After all treatment methods have been exhausted, including the use of a Continuous Positive Airway Pressure (CPAP) device, a physician may recommend surgery. Before electing for this treatment, however, the patient needs to understand all of the risks associated with any surgical procedure. Many people find success with the CPAP device because it provides pressurized air to prevent the collapse of the throat muscle and tissue during the night. The patient must sleep with their mouth closed to avoid losing the effects of the CPAP.

Central Sleep Apnea

Central sleep apnea is a rare condition characterized by a cessation or decrease in breathing during sleep due to problem with signals from the brain that control breathing.

The symptoms of central sleep apnea are loud snoring, hypersomnolence (excessive daytime sleepiness), and restless sleep.

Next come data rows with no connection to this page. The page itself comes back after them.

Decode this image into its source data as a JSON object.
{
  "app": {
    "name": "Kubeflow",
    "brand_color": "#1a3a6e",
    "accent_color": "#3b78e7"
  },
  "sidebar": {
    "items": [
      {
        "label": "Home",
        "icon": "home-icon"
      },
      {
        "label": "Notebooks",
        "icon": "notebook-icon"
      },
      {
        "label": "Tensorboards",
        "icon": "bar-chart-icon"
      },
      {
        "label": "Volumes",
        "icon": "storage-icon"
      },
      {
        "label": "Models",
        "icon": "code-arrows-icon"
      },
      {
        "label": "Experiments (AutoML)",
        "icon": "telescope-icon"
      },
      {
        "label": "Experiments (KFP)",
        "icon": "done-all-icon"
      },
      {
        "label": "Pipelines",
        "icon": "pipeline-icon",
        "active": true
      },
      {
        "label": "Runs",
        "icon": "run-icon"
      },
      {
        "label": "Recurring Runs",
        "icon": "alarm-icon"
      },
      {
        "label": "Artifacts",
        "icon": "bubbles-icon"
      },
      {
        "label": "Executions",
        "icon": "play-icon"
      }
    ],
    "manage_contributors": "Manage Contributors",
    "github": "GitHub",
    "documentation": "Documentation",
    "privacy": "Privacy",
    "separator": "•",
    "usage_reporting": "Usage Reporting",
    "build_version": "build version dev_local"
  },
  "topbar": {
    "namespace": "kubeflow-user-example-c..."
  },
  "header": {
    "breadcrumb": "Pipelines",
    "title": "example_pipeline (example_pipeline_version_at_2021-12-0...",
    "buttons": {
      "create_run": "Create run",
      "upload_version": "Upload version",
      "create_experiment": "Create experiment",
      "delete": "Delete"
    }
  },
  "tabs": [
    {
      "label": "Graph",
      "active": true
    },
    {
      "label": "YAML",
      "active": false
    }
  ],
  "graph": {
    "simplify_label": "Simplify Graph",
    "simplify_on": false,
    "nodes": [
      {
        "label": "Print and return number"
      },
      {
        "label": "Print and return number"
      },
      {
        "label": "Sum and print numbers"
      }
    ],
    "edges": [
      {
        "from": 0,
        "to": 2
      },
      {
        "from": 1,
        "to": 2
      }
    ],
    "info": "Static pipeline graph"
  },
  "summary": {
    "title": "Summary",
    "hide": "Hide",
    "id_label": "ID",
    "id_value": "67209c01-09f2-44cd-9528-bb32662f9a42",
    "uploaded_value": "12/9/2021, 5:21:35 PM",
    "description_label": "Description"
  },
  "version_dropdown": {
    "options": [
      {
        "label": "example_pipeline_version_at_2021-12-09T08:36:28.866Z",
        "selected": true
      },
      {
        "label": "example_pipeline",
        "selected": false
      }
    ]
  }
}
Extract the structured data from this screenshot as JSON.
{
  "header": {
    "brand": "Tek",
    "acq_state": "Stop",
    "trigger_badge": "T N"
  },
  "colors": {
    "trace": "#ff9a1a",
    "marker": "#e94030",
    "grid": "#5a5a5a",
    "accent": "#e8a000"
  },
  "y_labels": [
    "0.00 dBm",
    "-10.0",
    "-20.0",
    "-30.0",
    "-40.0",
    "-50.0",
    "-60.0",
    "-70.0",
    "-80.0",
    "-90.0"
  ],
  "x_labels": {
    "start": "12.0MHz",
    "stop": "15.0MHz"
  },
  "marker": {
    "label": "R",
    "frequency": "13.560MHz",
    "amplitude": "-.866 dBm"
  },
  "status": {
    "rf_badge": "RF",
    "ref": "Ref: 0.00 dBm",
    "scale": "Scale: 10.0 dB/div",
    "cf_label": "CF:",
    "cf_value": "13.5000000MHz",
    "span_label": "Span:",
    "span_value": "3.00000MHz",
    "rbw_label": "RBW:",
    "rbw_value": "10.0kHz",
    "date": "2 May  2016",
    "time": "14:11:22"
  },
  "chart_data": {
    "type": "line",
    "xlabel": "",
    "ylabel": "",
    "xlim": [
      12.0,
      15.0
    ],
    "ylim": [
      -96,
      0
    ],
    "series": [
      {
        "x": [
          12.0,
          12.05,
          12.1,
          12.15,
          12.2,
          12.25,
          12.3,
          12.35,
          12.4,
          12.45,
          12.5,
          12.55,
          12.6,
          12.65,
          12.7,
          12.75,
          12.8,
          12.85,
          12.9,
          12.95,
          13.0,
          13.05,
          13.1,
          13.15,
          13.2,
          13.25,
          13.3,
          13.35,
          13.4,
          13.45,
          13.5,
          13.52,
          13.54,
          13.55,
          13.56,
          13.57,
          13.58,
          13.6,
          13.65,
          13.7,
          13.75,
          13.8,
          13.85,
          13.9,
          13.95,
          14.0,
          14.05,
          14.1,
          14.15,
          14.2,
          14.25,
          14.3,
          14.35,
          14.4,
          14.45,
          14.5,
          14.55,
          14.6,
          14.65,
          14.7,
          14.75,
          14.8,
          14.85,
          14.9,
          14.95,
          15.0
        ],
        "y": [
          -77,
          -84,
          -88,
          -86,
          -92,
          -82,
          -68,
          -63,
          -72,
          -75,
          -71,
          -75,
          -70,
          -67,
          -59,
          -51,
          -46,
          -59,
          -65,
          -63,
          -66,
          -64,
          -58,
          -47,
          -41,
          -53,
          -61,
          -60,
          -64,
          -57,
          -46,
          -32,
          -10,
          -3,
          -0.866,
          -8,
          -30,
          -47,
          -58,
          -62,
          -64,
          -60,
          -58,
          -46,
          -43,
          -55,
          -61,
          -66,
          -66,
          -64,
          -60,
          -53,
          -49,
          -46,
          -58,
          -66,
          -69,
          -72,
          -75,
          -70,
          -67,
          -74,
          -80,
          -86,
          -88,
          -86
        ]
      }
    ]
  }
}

The problem of excessive daytime sleepiness (especially while driving, working or talking) develops slowly over years and is noticeable by friends and colleagues. Hypersomnolence and neurocognitive disturbances stand as a cause for automobile or work-related accidents in sleep apnea patients.

Other symptoms of central sleep apnea include choking or gasping during sleep, unrefreshing sleep, morning headaches, daytime fatigue, personality changes, memory impairment, impaired concentration, poor judgment, mood disturbances, recent weight gain, polyurea, and impotence.

The hypoxic and hypercapnic drives can be impaired by brain stem lesions or by exposure to recurrent hypoxia and hypercapnia and result in central sleep apnea. The stimulus to breathe instead from the cortex and reticular activating system is lost during sleep and the patient stops breathing, the so-called “Ondine’s curse”. Central sleep apnea can also be caused by another rare condition of bilateral diaphragm paralysis which usually occurs as part of a general neuromuscular condition but in some cases can lead to respiratory failure before general weakness is apparent.

The most common and effective treatment option for patients of central sleep apnea is assisted overnight ventilation with external devices such as a rocking bed, or cuirasse. A rocking bed prevents cessation of breathing during sleep by pushing the diaphragm up and down by gravity. Another ventilator device of importance is cuirasse. Cuirasse consists of a small shell that fits around the patient and is connected to an intermittent vacuum pump that draws out the chest wall.